1) How are we going to get better service with fewer reps?

Leopold assured SNEWS that his mandate is “no less physical coverage than in the past and a goal of having more.”

“We have a very talented team of reps and the plans are in place for them to add support folks,” Leopold said. “We are committed to an equal or greater than level of contact and promise that there will be additional help to add a stronger presence with the customer base than in the past.”

2) We’re losing our whitewater reps and they’re being replaced with flat-water guys — that’s a huge worry.

“We are absolutely not abandoning the whitewater market,” Leopold said. “If we find that we have a gap and we need to address it, we will. At this point, we are confident that we will get 80 percent of the distribution potential with the teams we have in place now.”
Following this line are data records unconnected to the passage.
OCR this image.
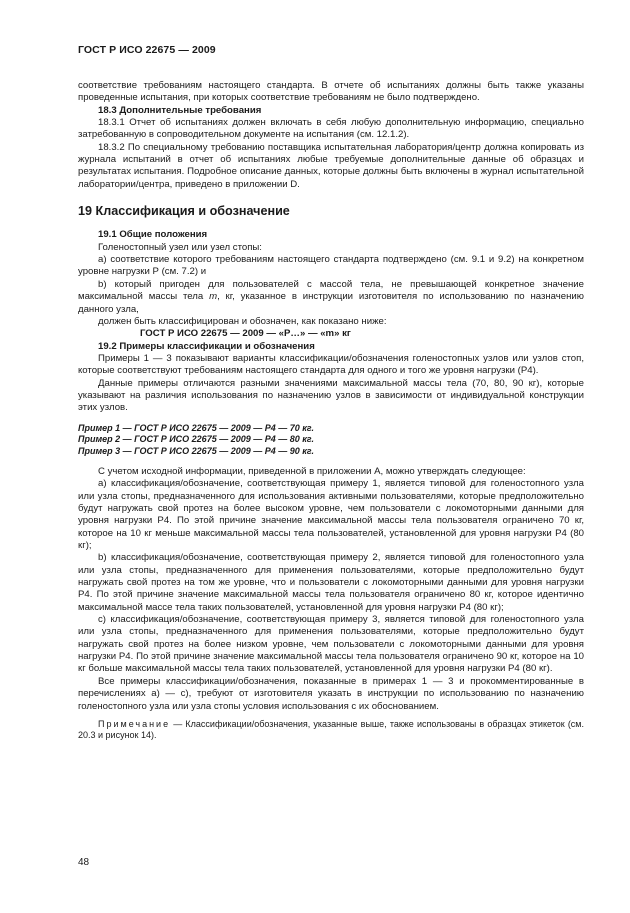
ГОСТ Р ИСО 22675 — 2009

соответствие требованиям настоящего стандарта. В отчете об испытаниях должны быть также указаны проведенные испытания, при которых соответствие требованиям не было подтверждено.

18.3 Дополнительные требования

18.3.1 Отчет об испытаниях должен включать в себя любую дополнительную информацию, специально затребованную в сопроводительном документе на испытания (см. 12.1.2).

18.3.2 По специальному требованию поставщика испытательная лаборатория/центр должна копировать из журнала испытаний в отчет об испытаниях любые требуемые дополнительные данные об образцах и результатах испытания. Подробное описание данных, которые должны быть включены в журнал испытательной лаборатории/центра, приведено в приложении D.

19 Классификация и обозначение

19.1 Общие положения

Голеностопный узел или узел стопы:

a) соответствие которого требованиям настоящего стандарта подтверждено (см. 9.1 и 9.2) на конкретном уровне нагрузки Р (см. 7.2) и

b) который пригоден для пользователей с массой тела, не превышающей конкретное значение максимальной массы тела m, кг, указанное в инструкции изготовителя по использованию по назначению данного узла,

должен быть классифицирован и обозначен, как показано ниже:

ГОСТ Р ИСО 22675 — 2009 — «Р…» — «m» кг

19.2 Примеры классификации и обозначения

Примеры 1 — 3 показывают варианты классификации/обозначения голеностопных узлов или узлов стоп, которые соответствуют требованиям настоящего стандарта для одного и того же уровня нагрузки (Р4).

Данные примеры отличаются разными значениями максимальной массы тела (70, 80, 90 кг), которые указывают на различия использования по назначению узлов в зависимости от индивидуальной конструкции этих узлов.

Пример 1 — ГОСТ Р ИСО 22675 — 2009 — Р4 — 70 кг.

Пример 2 — ГОСТ Р ИСО 22675 — 2009 — Р4 — 80 кг.

Пример 3 — ГОСТ Р ИСО 22675 — 2009 — Р4 — 90 кг.

С учетом исходной информации, приведенной в приложении А, можно утверждать следующее:

a) классификация/обозначение, соответствующая примеру 1, является типовой для голеностопного узла или узла стопы, предназначенного для использования активными пользователями, которые предположительно будут нагружать свой протез на более высоком уровне, чем пользователи с локомоторными данными для уровня нагрузки Р4. По этой причине значение максимальной массы тела пользователя ограничено 70 кг, которое на 10 кг меньше максимальной массы тела пользователей, установленной для уровня нагрузки Р4 (80 кг);

b) классификация/обозначение, соответствующая примеру 2, является типовой для голеностопного узла или узла стопы, предназначенного для применения пользователями, которые предположительно будут нагружать свой протез на том же уровне, что и пользователи с локомоторными данными для уровня нагрузки Р4. По этой причине значение максимальной массы тела пользователя ограничено 80 кг, которое идентично максимальной массе тела таких пользователей, установленной для уровня нагрузки Р4 (80 кг);

c) классификация/обозначение, соответствующая примеру 3, является типовой для голеностопного узла или узла стопы, предназначенного для применения пользователями, которые предположительно будут нагружать свой протез на более низком уровне, чем пользователи с локомоторными данными для уровня нагрузки Р4. По этой причине значение максимальной массы тела пользователя ограничено 90 кг, которое на 10 кг больше максимальной массы тела таких пользователей, установленной для уровня нагрузки Р4 (80 кг).

Все примеры классификации/обозначения, показанные в примерах 1 — 3 и прокомментированные в перечислениях а) — с), требуют от изготовителя указать в инструкции по использованию по назначению голеностопного узла или узла стопы условия использования с их обоснованием.

Примечание — Классификации/обозначения, указанные выше, также использованы в образцах этикеток (см. 20.3 и рисунок 14).

48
3) Terrific, now we’re going to get pressured to buy lines we don’t currently carry if we want to keep the ones we buy now.
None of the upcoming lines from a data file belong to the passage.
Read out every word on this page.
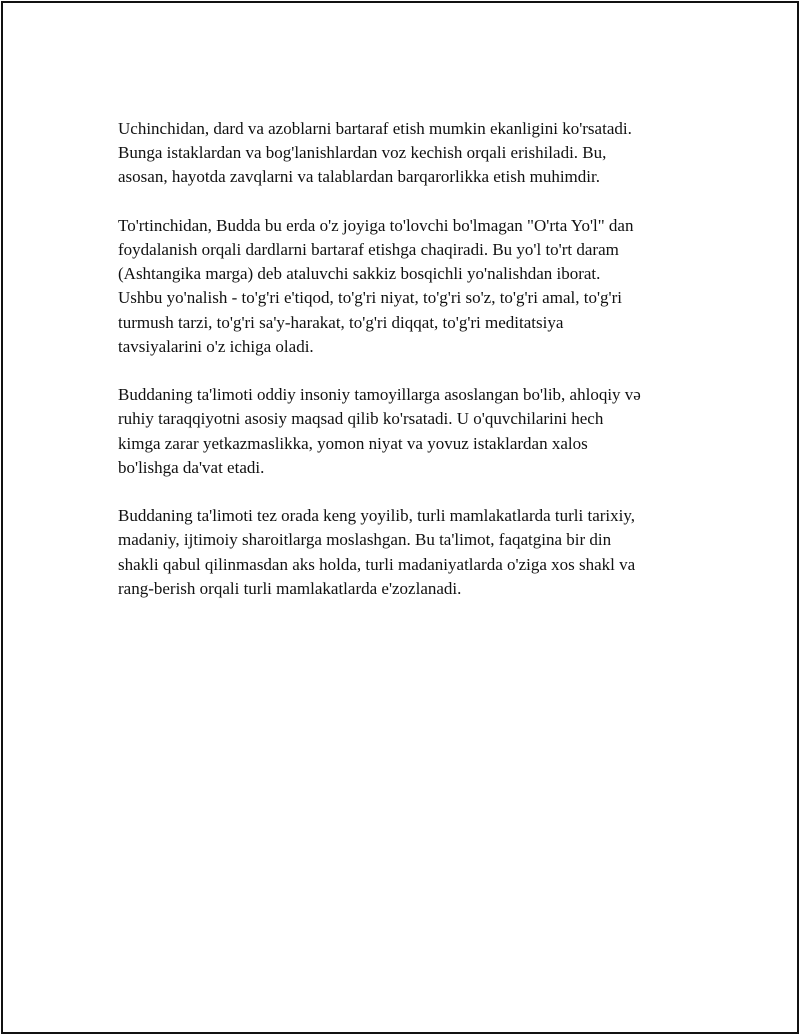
Uchinchidan, dard va azoblarni bartaraf etish mumkin ekanligini ko'rsatadi.
Bunga istaklardan va bog'lanishlardan voz kechish orqali erishiladi. Bu,
asosan, hayotda zavqlarni va talablardan barqarorlikka etish muhimdir.

To'rtinchidan, Budda bu erda o'z joyiga to'lovchi bo'lmagan "O'rta Yo'l" dan
foydalanish orqali dardlarni bartaraf etishga chaqiradi. Bu yo'l to'rt daram
(Ashtangika marga) deb ataluvchi sakkiz bosqichli yo'nalishdan iborat.
Ushbu yo'nalish - to'g'ri e'tiqod, to'g'ri niyat, to'g'ri so'z, to'g'ri amal, to'g'ri
turmush tarzi, to'g'ri sa'y-harakat, to'g'ri diqqat, to'g'ri meditatsiya
tavsiyalarini o'z ichiga oladi.

Buddaning ta'limoti oddiy insoniy tamoyillarga asoslangan bo'lib, ahloqiy və
ruhiy taraqqiyotni asosiy maqsad qilib ko'rsatadi. U o'quvchilarini hech
kimga zarar yetkazmaslikka, yomon niyat va yovuz istaklardan xalos
bo'lishga da'vat etadi.

Buddaning ta'limoti tez orada keng yoyilib, turli mamlakatlarda turli tarixiy,
madaniy, ijtimoiy sharoitlarga moslashgan. Bu ta'limot, faqatgina bir din
shakli qabul qilinmasdan aks holda, turli madaniyatlarda o'ziga xos shakl va
rang-berish orqali turli mamlakatlarda e'zozlanadi.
This was perhaps the biggest worry, and one that retailers are telling SNEWS is beginning to happen from other watersport companies with reps saying, “Gee, I know you carry line A of ours, but we’re thinking you really need to pick up line B and C too if you want to carry line A next year…” Ouch!
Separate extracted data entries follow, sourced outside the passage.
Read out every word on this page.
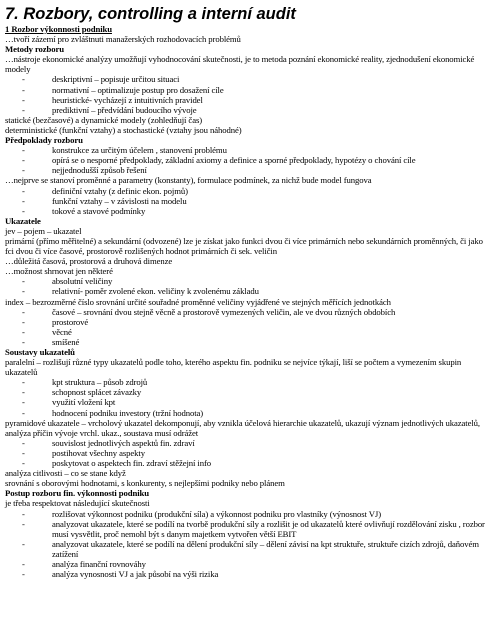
7. Rozbory, controlling a interní audit
1 Rozbor výkonnosti podniku
…tvoří zázemí pro zvláštnuti manažerských rozhodovacích problémů
Metody rozboru
…nástroje ekonomické analýzy umožňují vyhodnocování skutečnosti, je to metoda poznání ekonomické reality, zjednodušení ekonomické modely
-	deskriptivní – popisuje určitou situaci
-	normativní – optimalizuje postup pro dosažení cíle
-	heuristické- vycházejí z intuitivních pravidel
-	prediktivní – předvídání budoucího vývoje
statické (bezčasové) a dynamické modely (zohledňují čas)
deterministické (funkční vztahy) a stochastické (vztahy jsou náhodné)
Předpoklady rozboru
-	konstrukce za určitým účelem , stanovení problému
-	opírá se o nesporné předpoklady, základní axiomy a definice a sporné předpoklady, hypotézy o chování cíle
-	nejjednodušší způsob řešení
…nejprve se stanoví proměnné a parametry (konstanty), formulace podmínek, za nichž bude model fungova
-	definiční vztahy (z definic ekon. pojmů)
-	funkční vztahy – v závislosti na modelu
-	tokové a stavové podmínky
Ukazatele
jev – pojem – ukazatel
primární (přímo měřitelné) a sekundární (odvozené) lze je získat jako funkci dvou či více primárních nebo sekundárních proměnných, či jako fci dvou či více časové, prostorově rozlišených hodnot primárních či sek. veličin
…důležitá časová, prostorová a druhová dimenze
…možnost shrnovat jen některé
-	absolutní veličiny
-	relativní- poměr zvolené ekon. veličiny k zvolenému základu
index – bezrozměrné číslo srovnání určité souřadné proměnné veličiny vyjádřené ve stejných měřících jednotkách
-	časové – srovnání dvou stejně věcně a prostorově vymezených veličin, ale ve dvou různých obdobích
-	prostorové
-	věcné
-	smíšené
Soustavy ukazatelů
paralelní – rozlišují různé typy ukazatelů podle toho, kterého aspektu fin. podniku se nejvíce týkají, liší se počtem a vymezením skupin ukazatelů
-	kpt struktura – působ zdrojů
-	schopnost splácet závazky
-	využití vložení kpt
-	hodnocení podniku investory (tržní hodnota)
pyramidové ukazatele – vrcholový ukazatel dekomponují, aby vznikla účelová hierarchie ukazatelů, ukazují význam jednotlivých ukazatelů, analýza příčin vývoje vrchl. ukaz., soustava musí odrážet
-	souvislost jednotlivých aspektů fin. zdraví
-	postihovat všechny aspekty
-	poskytovat o aspektech fin. zdraví stěžejní info
analýza citlivosti – co se stane když
srovnání s oborovými hodnotami, s konkurenty, s nejlepšími podniky nebo plánem
Postup rozboru fin. výkonnosti podniku
je třeba respektovat následující skutečnosti
-	rozlišovat výkonnost podniku (produkční síla) a výkonnost podniku pro vlastníky (výnosnost VJ)
-	analyzovat ukazatele, které se podílí na tvorbě produkční síly a rozlišit je od ukazatelů které ovlivňují rozdělování zisku , rozbor musí vysvětlit, proč nemohl být s danym majetkem vytvořen větší EBIT
-	analyzovat ukazatele, které se podílí na dělení produkční síly – dělení závisí na kpt struktuře, struktuře cizích zdrojů, daňovém zatížení
-	analýza finanční rovnováhy
-	analýza vynosnosti VJ a jak působí na výši rizika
Leopold was very careful in the way he answered us. “Our commitment is to develop the products and offerings and the compelling rational behind them so that our customers will want to carry a wider assortment, and we think they will.”

4) We’re thinking this means they’re not going to be as attentive to the specialty retailers anymore.

Not so Leopold stressed. “We have always been and will always be committed to our core rep organizations and their strength is the specialty class of trade. Specialty represents the lion’s share of our business and we’re going to stay with that. Specialty is our core!”

SNEWS View: Leopold didn’t know off-hand how many reps were affected with this move, but we’re guessing somewhere around 15. We know a number of the Extrasport folks and feel pretty confident in saying that trying to match the sales with a combined force will be pretty darn difficult. There is little doubt in our mind that Johnson Outdoor made this move to leverage the brands with each retailer so we’d be very surprised if retailers currently carrying any one or more of the brands — Old Town, Ocean, Carlisle or Extrasport — aren’t offered some very attractive packaging prices and incentives to take them all on. The question is, which competing brands will a retailer be willing to give up should that decision have to be made? Most we talked to told us they don’t want to be put in such a position and will carry a line only on its individual merits and how it best fits into their overall store mix, not because a manufacturer now deems the line of brands a collection.